I think you may be confusing a couple of ideas. One is the Afrocentric idea that the Greeks (and therefore Western civ) somehow "stole" technology from Africans and that therefore Western civ is invalid. The other is that all civilizations are influenced by other ideas with which they come in contact.
The second is true, the first is ludicrous. Very few civilizations have arisen in isolated areas. Cross-fertilization of ideas seems to be essential to the development of advanced civilizations. That some of these ideas were transmitted from Islamic cultures to Western cultures is not an insult to the West.

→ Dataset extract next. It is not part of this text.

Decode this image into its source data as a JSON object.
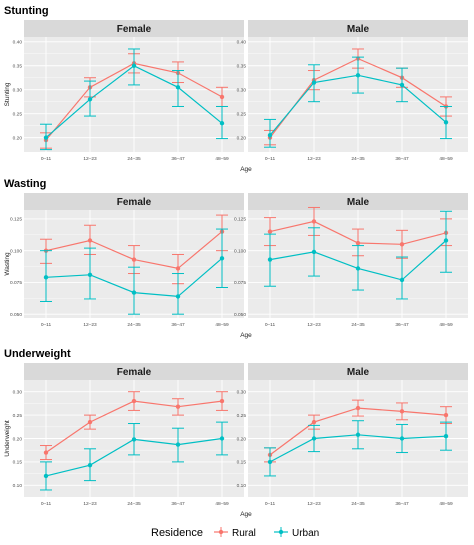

Healthy cultures are willing to absorb good ideas, whatever their source. It's like the English language, which never saw a word it couldn't absorb. Compare this healthy attitude to that of the French, who are trying desperately (and unsuccessfully) to keep their language "pure." Which language is thriving and which is losing influence?
Much of the decline of Islam is based on its isolating itself and rejecting outside influences, as the French language has done, only much more so.
Western culture is the English language of cultures. It thrives on the free and open market of ideas, not rejecting some because they are from outside its bounds.